И, как всегда, от этих слов у Маргариты Михайловны на глаза навернулись слезы, которые она не стала вытирать, чтобы Борис не заметил. Просто запрокинула голову и потрясла ею, тихонько шмыгнув носом. Но Борис, конечно же, все равно заметил, однако виду не подал, знает, что Марго не любит, когда он видит ее расстроенной и слабой. Спасибо ему, он всегда понимал ее, как никто.
Они прошли еще несколько шагов, их обогнали две бегущие девушки, у одной из них в руках была сумка-переноска, из которой выглядывали блестящие перепуганные глазки китайской хохлатой собачки.
– Стой, – Марго схватила Бориса за рукав, – смотри.
Перед ними на скамейке, закрыв лицо руками, сидел молодой мужчина, сгорбленный, будто раздавленный горем. Они отступили за дерево и несколько минут смотрели на него. Мужчина ни разу не взглянул на часы, то есть стало очевидно, что он никого не ждет и никуда не опаздывает. И вообще, за эти несколько минут он ни разу не пошевелился, не переменил позу, не отнял рук от лица. Марго и Борис решительно двинулись к нему.
– У вас что-то случилось? – мягко и негромко спросила Маргарита Михайловна. – Мы можем вам чем-то помочь?
Мужчина поднял голову, и в неверном свете фонарей они увидели, что он совсем молод, почти мальчик. В лице его были тоска и отчаяние, и Марго даже показалось, что в глазах блестят слезы. Он молча смотрел на них и не произносил ни слова.
– Через двадцать минут наступит Новый год, – произнес Борис, – а вы тут сидите. Это неправильно. Вам есть куда пойти?
Молодой человек покачал головой, по-прежнему не сказав ни слова.
– Тогда вы пойдете с нами, – решительно продолжал Райнер. – Знаете, есть такая примета: как Новый год встретишь, так его и проведешь. Если вы останетесь здесь, то весь год будете тосковать и отчаиваться, причем в полном одиночестве. Разве вы хотите для себя такого будущего?
– Вы кто? – хриплым шепотом спросил парень. – Что вам от меня надо?
– Мы хотим, чтобы вам стало полегче, – все так же мягко проговорила Марго. – Чтобы вы сбросили с себя хотя бы небольшую часть той тяжести, которую сейчас несете. Смотрите, как она вас придавила, вы даже встать не можете. Пойдемте с нами, отогреетесь, посидите, покушаете, мы вместе встретим Новый год. Если пожелаете – расскажете нам, что у вас случилось. Не расскажете – мы не будем приставать к вам с расспросами и лезть с советами. Обещаем.
Борис сделал шаг и оказался вплотную к молодому человеку. Крепко ухватив его за плечо, он потянул юношу к себе и вынудил подняться со скамейки.

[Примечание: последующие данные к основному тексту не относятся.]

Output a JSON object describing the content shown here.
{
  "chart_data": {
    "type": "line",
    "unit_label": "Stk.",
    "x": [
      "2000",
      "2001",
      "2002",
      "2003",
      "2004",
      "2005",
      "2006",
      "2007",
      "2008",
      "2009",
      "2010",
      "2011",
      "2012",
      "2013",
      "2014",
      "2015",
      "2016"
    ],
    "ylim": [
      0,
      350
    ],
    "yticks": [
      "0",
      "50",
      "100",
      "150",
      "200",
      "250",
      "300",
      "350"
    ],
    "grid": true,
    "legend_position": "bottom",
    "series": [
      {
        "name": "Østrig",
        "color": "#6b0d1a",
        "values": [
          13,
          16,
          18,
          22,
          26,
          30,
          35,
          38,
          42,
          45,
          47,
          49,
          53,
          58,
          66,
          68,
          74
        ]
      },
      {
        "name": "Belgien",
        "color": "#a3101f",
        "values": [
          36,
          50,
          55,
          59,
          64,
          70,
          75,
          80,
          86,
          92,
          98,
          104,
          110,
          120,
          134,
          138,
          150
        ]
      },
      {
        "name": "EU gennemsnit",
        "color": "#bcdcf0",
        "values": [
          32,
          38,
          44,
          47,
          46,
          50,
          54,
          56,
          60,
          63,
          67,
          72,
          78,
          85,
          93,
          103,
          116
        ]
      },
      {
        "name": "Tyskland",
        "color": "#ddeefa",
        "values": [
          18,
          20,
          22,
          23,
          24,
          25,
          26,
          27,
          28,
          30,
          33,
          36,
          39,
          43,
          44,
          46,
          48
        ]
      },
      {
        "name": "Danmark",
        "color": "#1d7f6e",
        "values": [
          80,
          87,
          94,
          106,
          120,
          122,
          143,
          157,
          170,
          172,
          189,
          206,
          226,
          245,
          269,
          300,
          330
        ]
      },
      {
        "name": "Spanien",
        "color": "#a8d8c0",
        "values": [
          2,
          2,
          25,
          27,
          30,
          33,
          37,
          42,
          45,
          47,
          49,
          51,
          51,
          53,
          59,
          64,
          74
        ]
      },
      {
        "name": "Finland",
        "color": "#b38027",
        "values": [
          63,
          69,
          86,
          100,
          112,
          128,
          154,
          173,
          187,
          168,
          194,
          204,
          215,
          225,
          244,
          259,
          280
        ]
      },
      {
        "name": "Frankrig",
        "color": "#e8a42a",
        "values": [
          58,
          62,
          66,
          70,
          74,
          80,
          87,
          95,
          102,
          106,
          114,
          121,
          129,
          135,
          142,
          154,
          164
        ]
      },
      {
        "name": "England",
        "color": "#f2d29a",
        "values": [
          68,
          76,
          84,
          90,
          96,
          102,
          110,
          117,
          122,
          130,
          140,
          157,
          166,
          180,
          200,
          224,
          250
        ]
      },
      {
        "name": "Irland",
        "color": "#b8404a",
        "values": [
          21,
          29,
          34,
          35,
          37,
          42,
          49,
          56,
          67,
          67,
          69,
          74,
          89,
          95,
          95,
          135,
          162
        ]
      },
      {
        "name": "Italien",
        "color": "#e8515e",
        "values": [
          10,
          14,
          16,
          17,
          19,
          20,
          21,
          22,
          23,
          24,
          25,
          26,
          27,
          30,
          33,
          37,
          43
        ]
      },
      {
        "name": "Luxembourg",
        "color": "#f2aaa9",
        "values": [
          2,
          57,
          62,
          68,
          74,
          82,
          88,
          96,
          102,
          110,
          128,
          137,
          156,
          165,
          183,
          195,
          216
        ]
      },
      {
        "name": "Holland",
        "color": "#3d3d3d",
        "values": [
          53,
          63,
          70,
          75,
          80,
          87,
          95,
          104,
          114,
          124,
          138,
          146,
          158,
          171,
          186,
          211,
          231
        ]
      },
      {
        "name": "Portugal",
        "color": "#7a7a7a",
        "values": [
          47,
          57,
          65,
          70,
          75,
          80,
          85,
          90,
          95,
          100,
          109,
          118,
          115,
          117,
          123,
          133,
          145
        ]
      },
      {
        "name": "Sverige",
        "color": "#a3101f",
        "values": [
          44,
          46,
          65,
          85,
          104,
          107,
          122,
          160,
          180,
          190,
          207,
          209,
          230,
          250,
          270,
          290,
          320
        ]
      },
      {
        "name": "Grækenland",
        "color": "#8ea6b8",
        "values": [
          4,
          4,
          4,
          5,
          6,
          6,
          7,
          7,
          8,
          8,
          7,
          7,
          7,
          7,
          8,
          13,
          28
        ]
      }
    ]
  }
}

– Пойдемте, пойдемте, мой юный друг, хуже вам точно не будет, а вдруг да и лучше станет, – приговаривал он, увлекая незнакомца по бульвару в сторону дома.
Парень почти не сопротивлялся, с трудом сделал несколько шагов, а потом выпрямился и вполне бодро пошел рядом с Борисом. Марго шла чуть сзади, смотрела на них и думала: «Вот что значит молодость! Только что он был раздавлен каким-то горем, казалось, идти вообще не может, но стоило только чуть-чуть подтолкнуть, придать совсем небольшой импульс – и он уже доверчиво идет рядом с Боренькой и не пытается убежать. Неужели мы все в молодости были такими доверчивыми и умели так быстро перестраиваться?»
– Гоша, ты там не отстаешь? – обернулся Борис. – Успеваешь за нами?
Вопрос был не праздным, у высокого длинноногого энергичного Райнера шаг стремительный и широкий, и если он куда-то спешил, то маленькая Марго обычно за ним не поспевала. А в этот момент он действительно торопился, потому что до Нового года оставалось не более десяти минут, так что Марго приходилось почти бежать. Но ей, занимавшейся йогой на протяжении тридцати лет, это было нетрудно.
В квартиру Марго они ворвались без четырех минут двенадцать, оставленный включенным телевизор работал, и прямо с порога они услышали поздравительную речь президента.
– Успели, – выдохнул Борис, сбрасывая башмаки, и понесся в кухню прямо в куртке и в одних носках. – Раздевайтесь, только быстро! – крикнул он. – Я открываю шампанское!
Марго и гость разделись и, не тратя время на надевание домашней обуви, кинулись в комнату, где на столе стояли три комплекта чистых приборов и блюда с закусками. Когда Борис разливал в бокалы шампанское, Марго кинула взгляд на юношу и поразилась: при ярком свете люстры стало видно, какое породистое и красивое у него лицо. А вот глаза потухшие, и темные круги делают их горькими и больными.
– С Новым годом! – торжественно провозгласил Борис под бой курантов.
Все чокнулись, выпили, молодой человек поставил пустой бокал на стол и сделал шаг к двери.
– Спасибо, – все так же глухо произнес он, – я пойду.
– Куда это? – с негодованием воскликнул Райнер. – Куда вы собрались, друг любезный?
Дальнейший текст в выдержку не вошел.